Yayoi Urano 浦野 弥生

Personal information
- Nationality: Japanese
- Born: 30 March 1969 (age 57) Kawasaki, Kanagawa Prefecture
- Height: 169 cm (5 ft 7 in)

Sport
- Country: Japan
- Sport: Wrestling
- Event: Freestyle

Medal record
Women's freestyle wrestling
Representing Japan
World Championships
| Gold medal – first place | 1990 Ostia | 75 kg |
| Gold medal – first place | 1991 Tokyo | 70 kg |
| Gold medal – first place | 1993 Stavern | 70 kg |
| Gold medal – first place | 1994 Sofia | 65 kg |
| Gold medal – first place | 1995 Moscow | 65 kg |
| Gold medal – first place | 1996 Sofia | 65 kg |
| Silver medal – second place | 1992 Villeurbanne | 70 kg |
Asian Championships
| Gold medal – first place | 1996 Xiaoshan | 65 kg |

= Yayoi Urano =

Japanese freestyle wrestler

Yayoi Urano (浦野 弥生, Urano Yayoi) is a retired Japanese Wrestler and Judoka.
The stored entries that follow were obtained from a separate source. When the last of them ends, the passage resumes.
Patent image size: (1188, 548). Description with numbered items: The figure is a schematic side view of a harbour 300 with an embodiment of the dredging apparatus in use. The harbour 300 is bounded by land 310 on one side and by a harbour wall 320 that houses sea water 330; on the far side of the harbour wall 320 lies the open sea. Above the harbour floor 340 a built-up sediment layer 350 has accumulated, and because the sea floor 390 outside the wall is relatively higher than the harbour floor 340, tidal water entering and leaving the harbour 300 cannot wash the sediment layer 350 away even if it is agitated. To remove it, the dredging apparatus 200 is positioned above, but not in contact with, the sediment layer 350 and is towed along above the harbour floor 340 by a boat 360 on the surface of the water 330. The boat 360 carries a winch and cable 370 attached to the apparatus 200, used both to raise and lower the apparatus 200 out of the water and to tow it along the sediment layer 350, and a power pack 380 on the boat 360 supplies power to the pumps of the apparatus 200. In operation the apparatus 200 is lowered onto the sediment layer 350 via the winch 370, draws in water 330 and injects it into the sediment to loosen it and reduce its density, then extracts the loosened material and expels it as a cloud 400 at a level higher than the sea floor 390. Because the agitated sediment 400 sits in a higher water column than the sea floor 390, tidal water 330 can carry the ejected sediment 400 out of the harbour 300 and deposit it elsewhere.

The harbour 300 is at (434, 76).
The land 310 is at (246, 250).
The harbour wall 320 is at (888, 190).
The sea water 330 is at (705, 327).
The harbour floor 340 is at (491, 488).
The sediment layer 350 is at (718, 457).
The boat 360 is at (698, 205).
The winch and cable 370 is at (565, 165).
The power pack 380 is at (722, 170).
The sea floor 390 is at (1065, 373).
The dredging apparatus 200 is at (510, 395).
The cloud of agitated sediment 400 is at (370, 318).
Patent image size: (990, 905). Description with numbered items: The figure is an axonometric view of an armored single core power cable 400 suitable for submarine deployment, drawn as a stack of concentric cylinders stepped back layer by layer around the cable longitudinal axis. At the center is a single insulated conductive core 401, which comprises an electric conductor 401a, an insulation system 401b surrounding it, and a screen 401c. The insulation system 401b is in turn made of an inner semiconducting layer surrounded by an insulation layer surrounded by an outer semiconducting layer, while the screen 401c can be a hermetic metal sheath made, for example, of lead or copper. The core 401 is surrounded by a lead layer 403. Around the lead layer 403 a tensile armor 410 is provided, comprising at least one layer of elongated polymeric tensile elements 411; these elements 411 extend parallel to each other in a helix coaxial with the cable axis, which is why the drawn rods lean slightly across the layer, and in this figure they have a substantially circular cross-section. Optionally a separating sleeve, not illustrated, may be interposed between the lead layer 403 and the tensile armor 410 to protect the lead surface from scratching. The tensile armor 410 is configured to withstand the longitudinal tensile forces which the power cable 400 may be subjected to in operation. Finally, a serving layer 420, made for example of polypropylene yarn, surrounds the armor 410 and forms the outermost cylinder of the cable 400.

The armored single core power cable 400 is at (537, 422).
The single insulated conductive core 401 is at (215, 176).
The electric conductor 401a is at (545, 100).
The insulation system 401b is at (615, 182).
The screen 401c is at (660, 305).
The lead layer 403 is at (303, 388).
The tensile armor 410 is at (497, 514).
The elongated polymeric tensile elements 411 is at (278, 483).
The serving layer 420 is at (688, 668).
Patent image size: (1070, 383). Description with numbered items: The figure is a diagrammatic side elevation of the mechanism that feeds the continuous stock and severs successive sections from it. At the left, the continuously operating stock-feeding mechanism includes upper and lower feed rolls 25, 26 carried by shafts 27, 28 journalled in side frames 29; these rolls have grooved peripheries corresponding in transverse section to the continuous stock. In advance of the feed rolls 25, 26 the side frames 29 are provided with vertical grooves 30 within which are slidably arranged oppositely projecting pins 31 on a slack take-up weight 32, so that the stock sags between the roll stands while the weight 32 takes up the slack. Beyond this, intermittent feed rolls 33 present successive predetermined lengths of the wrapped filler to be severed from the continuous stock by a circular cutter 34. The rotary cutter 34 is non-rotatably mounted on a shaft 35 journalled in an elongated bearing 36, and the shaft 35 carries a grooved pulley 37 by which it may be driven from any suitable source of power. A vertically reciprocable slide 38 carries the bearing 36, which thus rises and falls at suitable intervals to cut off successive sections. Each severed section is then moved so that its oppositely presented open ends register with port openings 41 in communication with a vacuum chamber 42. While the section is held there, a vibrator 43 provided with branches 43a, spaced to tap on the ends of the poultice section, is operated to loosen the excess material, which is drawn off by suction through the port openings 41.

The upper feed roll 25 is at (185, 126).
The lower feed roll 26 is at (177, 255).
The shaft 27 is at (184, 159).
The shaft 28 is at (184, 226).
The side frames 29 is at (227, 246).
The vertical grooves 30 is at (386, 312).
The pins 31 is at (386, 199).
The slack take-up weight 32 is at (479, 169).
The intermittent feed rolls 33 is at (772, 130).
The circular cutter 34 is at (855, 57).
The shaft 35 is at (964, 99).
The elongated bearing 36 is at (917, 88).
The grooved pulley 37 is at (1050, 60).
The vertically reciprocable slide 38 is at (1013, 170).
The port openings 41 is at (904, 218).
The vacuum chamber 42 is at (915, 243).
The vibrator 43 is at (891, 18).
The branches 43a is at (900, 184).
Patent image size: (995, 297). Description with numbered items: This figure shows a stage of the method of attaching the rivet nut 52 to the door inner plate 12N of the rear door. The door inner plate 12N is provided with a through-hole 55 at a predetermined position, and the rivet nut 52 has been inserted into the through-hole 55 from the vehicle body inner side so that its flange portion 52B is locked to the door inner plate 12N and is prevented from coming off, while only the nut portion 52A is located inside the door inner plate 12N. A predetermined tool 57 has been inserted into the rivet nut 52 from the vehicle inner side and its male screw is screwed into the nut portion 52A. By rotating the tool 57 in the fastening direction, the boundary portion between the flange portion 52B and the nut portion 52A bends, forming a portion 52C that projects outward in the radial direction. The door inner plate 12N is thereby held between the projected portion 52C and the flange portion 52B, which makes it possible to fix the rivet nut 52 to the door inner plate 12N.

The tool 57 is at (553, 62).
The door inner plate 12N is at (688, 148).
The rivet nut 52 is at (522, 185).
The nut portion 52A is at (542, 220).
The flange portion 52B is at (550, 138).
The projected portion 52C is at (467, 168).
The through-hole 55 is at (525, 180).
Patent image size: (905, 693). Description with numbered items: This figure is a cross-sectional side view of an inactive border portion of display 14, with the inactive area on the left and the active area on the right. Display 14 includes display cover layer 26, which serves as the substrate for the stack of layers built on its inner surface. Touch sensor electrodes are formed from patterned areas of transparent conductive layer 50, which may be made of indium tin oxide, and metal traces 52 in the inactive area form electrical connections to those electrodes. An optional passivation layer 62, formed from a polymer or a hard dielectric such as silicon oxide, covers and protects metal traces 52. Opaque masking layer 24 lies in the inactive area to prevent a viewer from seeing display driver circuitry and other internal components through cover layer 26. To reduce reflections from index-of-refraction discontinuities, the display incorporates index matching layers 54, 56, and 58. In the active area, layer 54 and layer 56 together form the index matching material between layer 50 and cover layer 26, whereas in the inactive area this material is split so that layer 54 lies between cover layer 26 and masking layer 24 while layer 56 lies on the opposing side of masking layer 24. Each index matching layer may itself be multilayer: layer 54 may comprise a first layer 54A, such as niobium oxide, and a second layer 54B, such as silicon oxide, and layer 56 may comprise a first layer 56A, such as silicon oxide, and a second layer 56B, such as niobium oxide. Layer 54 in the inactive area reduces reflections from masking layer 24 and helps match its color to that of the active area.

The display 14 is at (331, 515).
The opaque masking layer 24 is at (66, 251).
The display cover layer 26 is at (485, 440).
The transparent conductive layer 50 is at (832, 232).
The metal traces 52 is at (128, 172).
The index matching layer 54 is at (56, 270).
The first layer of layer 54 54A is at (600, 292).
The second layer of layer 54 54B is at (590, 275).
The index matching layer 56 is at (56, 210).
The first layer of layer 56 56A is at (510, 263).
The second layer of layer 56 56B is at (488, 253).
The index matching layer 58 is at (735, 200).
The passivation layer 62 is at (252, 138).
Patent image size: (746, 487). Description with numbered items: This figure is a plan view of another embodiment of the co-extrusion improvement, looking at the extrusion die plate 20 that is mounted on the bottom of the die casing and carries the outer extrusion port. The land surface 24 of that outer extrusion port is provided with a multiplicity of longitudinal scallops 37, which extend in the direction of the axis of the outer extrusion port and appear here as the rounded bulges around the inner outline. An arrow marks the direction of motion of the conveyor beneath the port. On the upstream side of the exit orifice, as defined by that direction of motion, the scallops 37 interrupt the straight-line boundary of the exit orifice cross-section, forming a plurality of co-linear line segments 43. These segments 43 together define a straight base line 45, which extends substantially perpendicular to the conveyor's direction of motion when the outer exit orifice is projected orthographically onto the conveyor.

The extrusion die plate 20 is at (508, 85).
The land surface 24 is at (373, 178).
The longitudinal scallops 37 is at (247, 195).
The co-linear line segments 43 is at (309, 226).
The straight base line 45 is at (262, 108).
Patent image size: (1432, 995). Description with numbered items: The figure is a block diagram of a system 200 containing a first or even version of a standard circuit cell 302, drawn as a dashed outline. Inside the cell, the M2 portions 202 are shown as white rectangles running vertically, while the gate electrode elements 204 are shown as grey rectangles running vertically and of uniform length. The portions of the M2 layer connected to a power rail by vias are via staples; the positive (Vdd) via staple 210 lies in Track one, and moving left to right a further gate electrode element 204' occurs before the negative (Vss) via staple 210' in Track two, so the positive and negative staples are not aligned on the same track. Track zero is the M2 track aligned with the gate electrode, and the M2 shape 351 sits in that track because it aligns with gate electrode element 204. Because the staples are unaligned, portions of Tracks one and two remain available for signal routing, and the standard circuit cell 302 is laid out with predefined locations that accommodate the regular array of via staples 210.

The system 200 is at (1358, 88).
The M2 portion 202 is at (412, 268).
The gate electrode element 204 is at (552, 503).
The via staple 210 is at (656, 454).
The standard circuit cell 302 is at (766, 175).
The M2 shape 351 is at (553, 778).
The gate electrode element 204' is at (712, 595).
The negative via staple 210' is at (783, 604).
She won six gold medals and one silver medal in three weight classes (65, 70, and 75 kg) at the World Wrestling Championships from 1990 to 1996.

==Biography==
Urano was involved in track and field at Nakanobu Gakuen High School (中延学園高校) , as her father was a shot putter.
After entering Nippon Sport Science University, she started Judo. She became captain of the Judo club and won the 61 kg weight class at the Tokyo University Championships. Furthermore, she also started Wrestling at the suggestion of Miyuu Yamamoto's father, Ikuei Yamamoto, who was a coach of the university wrestling team.
In 1990, two years after starting wrestling, she won her first World Championships in the 75kg weight class.
In 1991, she won the 70 kg weight class at the World Championships in Tokyo. She was second at the 1992 World Wrestling Championships, but won for the third time at the 1993 World Wrestling Championships. She then moved down to the 65kg weight class and won the World Championships for three consecutive years starting in 1994.
She was with the sushi company Kyōtaru (京樽), but when the company went bankrupt, she went to Canada to study at the University of Alberta. There she married Japanese-Canadian wrestler Odagaki. Then she retired, partly due to a knee injury.
In 2007, she became the second woman to be inducted into the UWW (then FILA) Hall of Fame.
in 2013, Urano became a member of the UWW (then FILA) Women and Sport Commission.